Residential windows and doors

Windows are an important and valuable part of a home, as any architect or engineer well knows. The design and placement can let in light, heat from the sun, and be a view to the outside world, as well as provide insulation and safety if installed correctly. Steel windows and fire rated windows are an expensive investment but save money on energy costs and provide the best safety in a home.

One important factor in a well-made window product is home security. Homes are accessed through an unlocked or open window in about 1/3 of home intrusions, which occur about every 13 seconds in the U.S. Some older windows don’t have proper locks or the locks don’t work anymore, so even if the homeowners wants to protect themselves, they may not be able to, and there is fairly often a way to get into a home via a window.

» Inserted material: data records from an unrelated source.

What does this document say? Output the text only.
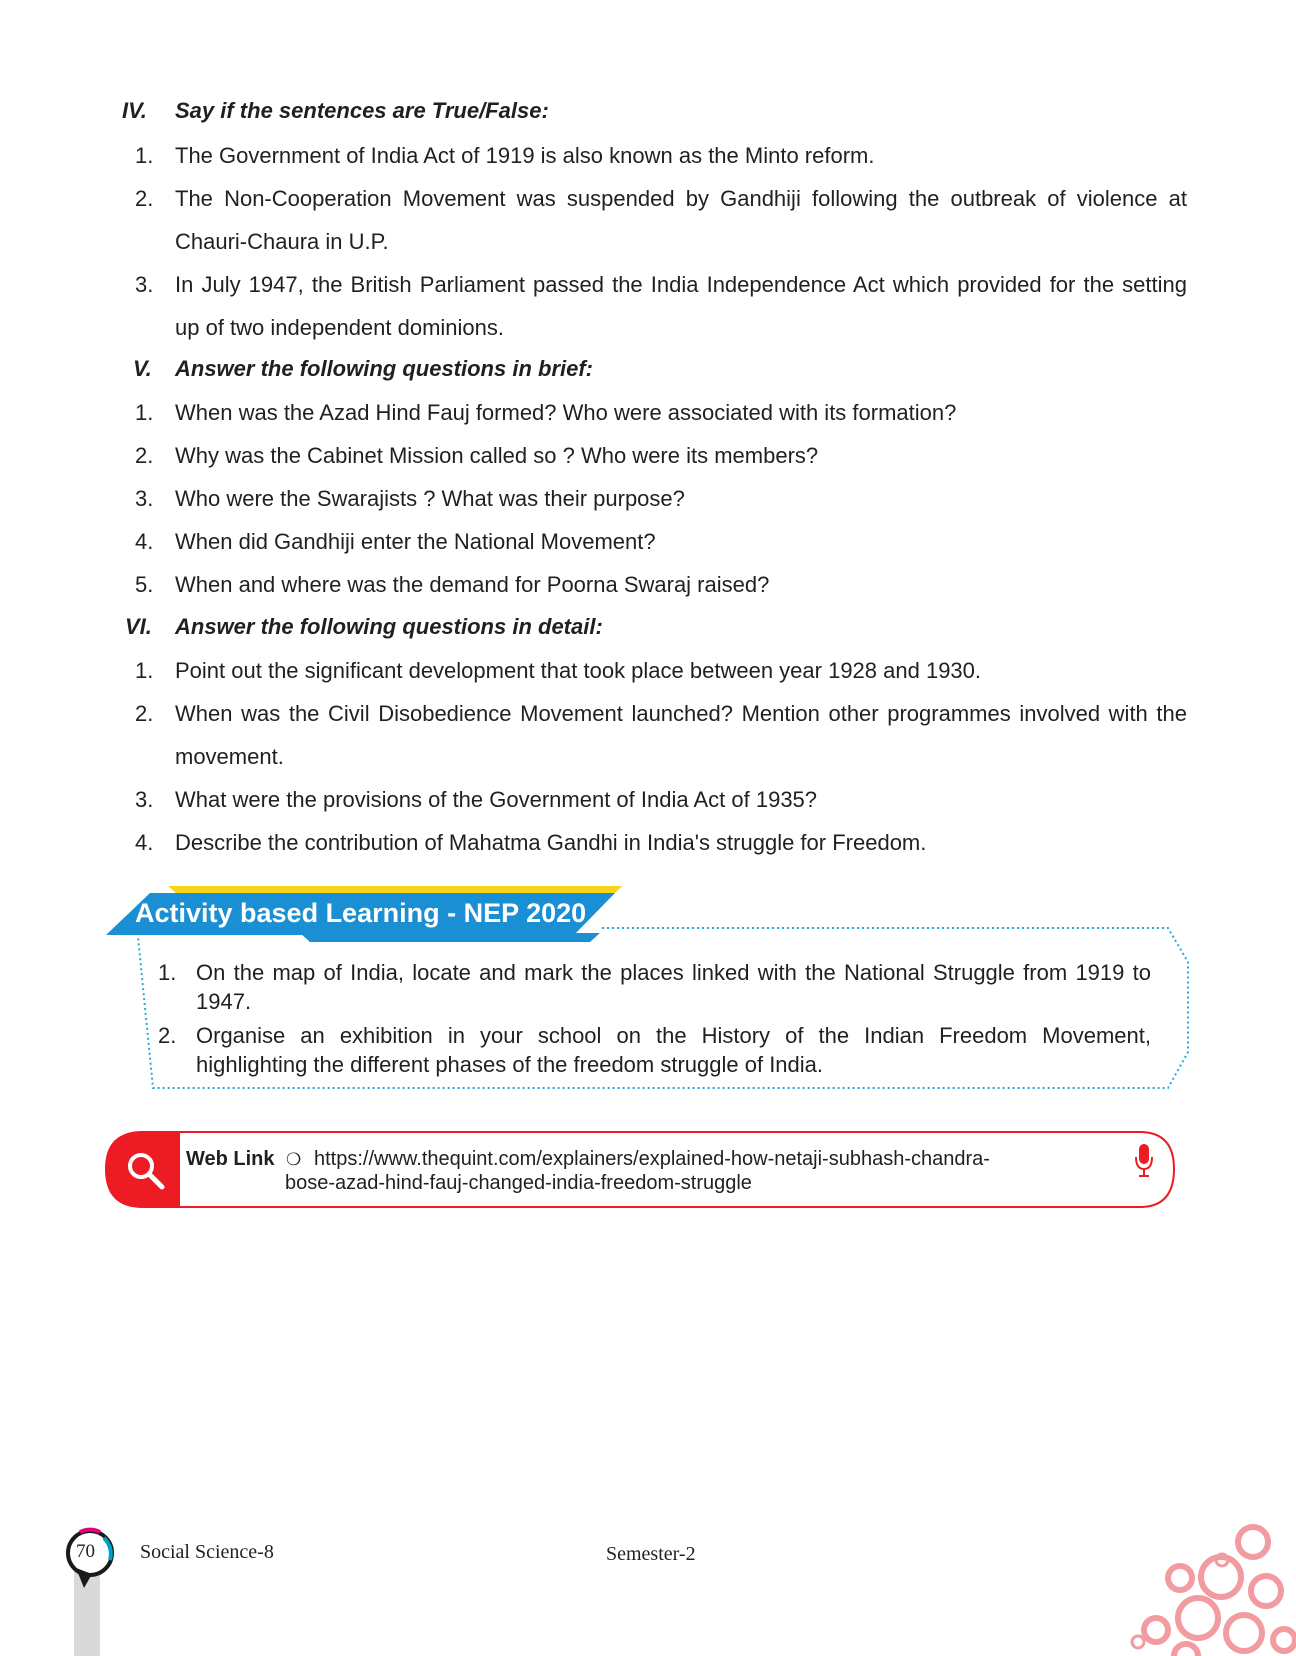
IV. Say if the sentences are True/False:
1. The Government of India Act of 1919 is also known as the Minto reform.
2. The Non-Cooperation Movement was suspended by Gandhiji following the outbreak of violence at Chauri-Chaura in U.P.
3. In July 1947, the British Parliament passed the India Independence Act which provided for the setting up of two independent dominions.
V. Answer the following questions in brief:
1. When was the Azad Hind Fauj formed? Who were associated with its formation?
2. Why was the Cabinet Mission called so ? Who were its members?
3. Who were the Swarajists ? What was their purpose?
4. When did Gandhiji enter the National Movement?
5. When and where was the demand for Poorna Swaraj raised?
VI. Answer the following questions in detail:
1. Point out the significant development that took place between year 1928 and 1930.
2. When was the Civil Disobedience Movement launched? Mention other programmes involved with the movement.
3. What were the provisions of the Government of India Act of 1935?
4. Describe the contribution of Mahatma Gandhi in India's struggle for Freedom.
Activity based Learning - NEP 2020
1. On the map of India, locate and mark the places linked with the National Struggle from 1919 to 1947.
2. Organise an exhibition in your school on the History of the Indian Freedom Movement, highlighting the different phases of the freedom struggle of India.
Web Link ❍ https://www.thequint.com/explainers/explained-how-netaji-subhash-chandra-
bose-azad-hind-fauj-changed-india-freedom-struggle
70 Social Science-8	Semester-2
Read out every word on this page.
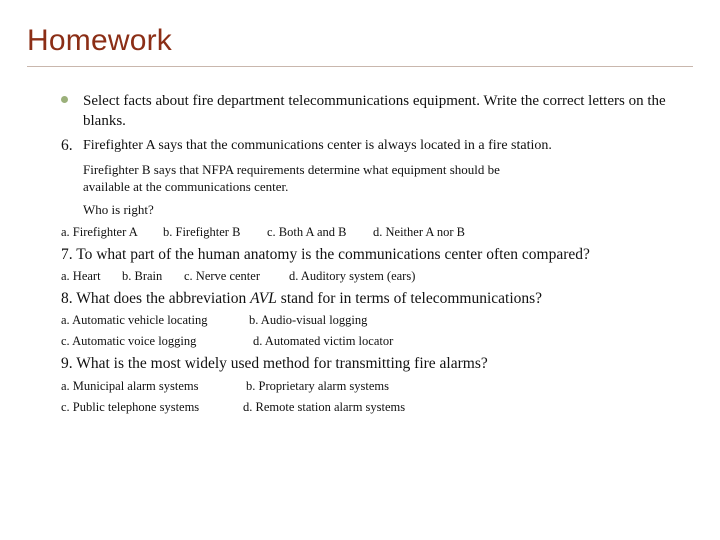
Homework
Select facts about fire department telecommunications equipment. Write the correct letters on the blanks.
6. Firefighter A says that the communications center is always located in a fire station.
Firefighter B says that NFPA requirements determine what equipment should be
available at the communications center.
Who is right?
a. Firefighter A b. Firefighter B c. Both A and B d. Neither A nor B
7. To what part of the human anatomy is the communications center often compared?
a. Heart b. Brain c. Nerve center d. Auditory system (ears)
8. What does the abbreviation AVL stand for in terms of telecommunications?
a. Automatic vehicle locating	b. Audio-visual logging
c. Automatic voice logging	d. Automated victim locator
9. What is the most widely used method for transmitting fire alarms?
a. Municipal alarm systems	b. Proprietary alarm systems
c. Public telephone systems	d. Remote station alarm systems
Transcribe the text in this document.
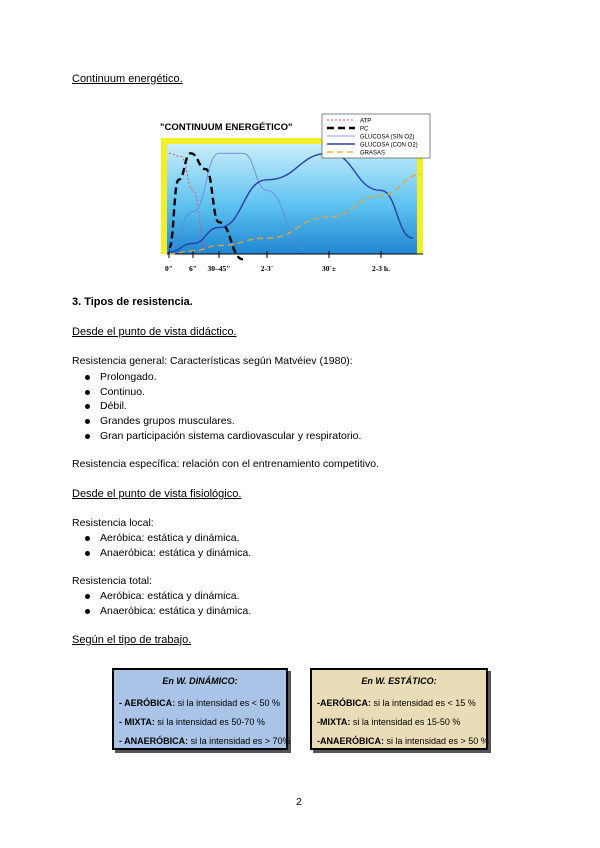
Continuum energético.
0" 6" 30–45"	2-3´	30´±	2-3 h.
"CONTINUUM ENERGÉTICO"
ATP
PC
GLUCOSA (SIN O2)
GLUCOSA (CON O2)
GRASAS
3. Tipos de resistencia.
Desde el punto de vista didáctico.
Resistencia general: Características según Matvéiev (1980):
Prolongado.
Continuo.
Débil.
Grandes grupos musculares.
Gran participación sistema cardiovascular y respiratorio.
Resistencia específica: relación con el entrenamiento competitivo.
Desde el punto de vista fisiológico.
Resistencia local:
Aeróbica: estática y dinámica.
Anaeróbica: estática y dinámica.
Resistencia total:
Aeróbica: estática y dinámica.
Anaeróbica: estática y dinámica.
Según el tipo de trabajo.
En W. DINÁMICO:
- AERÓBICA: si la intensidad es < 50 %
- MIXTA: si la intensidad es 50-70 %
- ANAERÓBICA: si la intensidad es > 70%
En W. ESTÁTICO:
-AERÓBICA: si la intensidad es < 15 %
-MIXTA: si la intensidad es 15-50 %
-ANAERÓBICA: si la intensidad es > 50 %
2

Steel windows and doors are the strongest option and will protect better against an intrusion.

An obvious reason to have fire rated window and door units is that they do not conduct and spread heat in the case of a house fire, which occurred every 85 seconds in 2013. The small ways in which the spread of a fire within a house can be slowed may give crucial extra minutes to fire suppressing attempts and save lives and possessions within the home.

An additional concern with residential windows is heat efficiency, as it has been estimated that a house can lose 15% to 22% of heat from drafty windows. Thermally broken steel windows are a technology that traps heat and are reported to be the most energy efficient on the market. Windows are already an expensive repair and replacement and this is probably at the high end of the price range, but the savings in heating costs in winter will most likely be more significant. One estimate is that these types of windows cost a homeowner 10% to 15% more but prevent energy loss by 30% to 50%.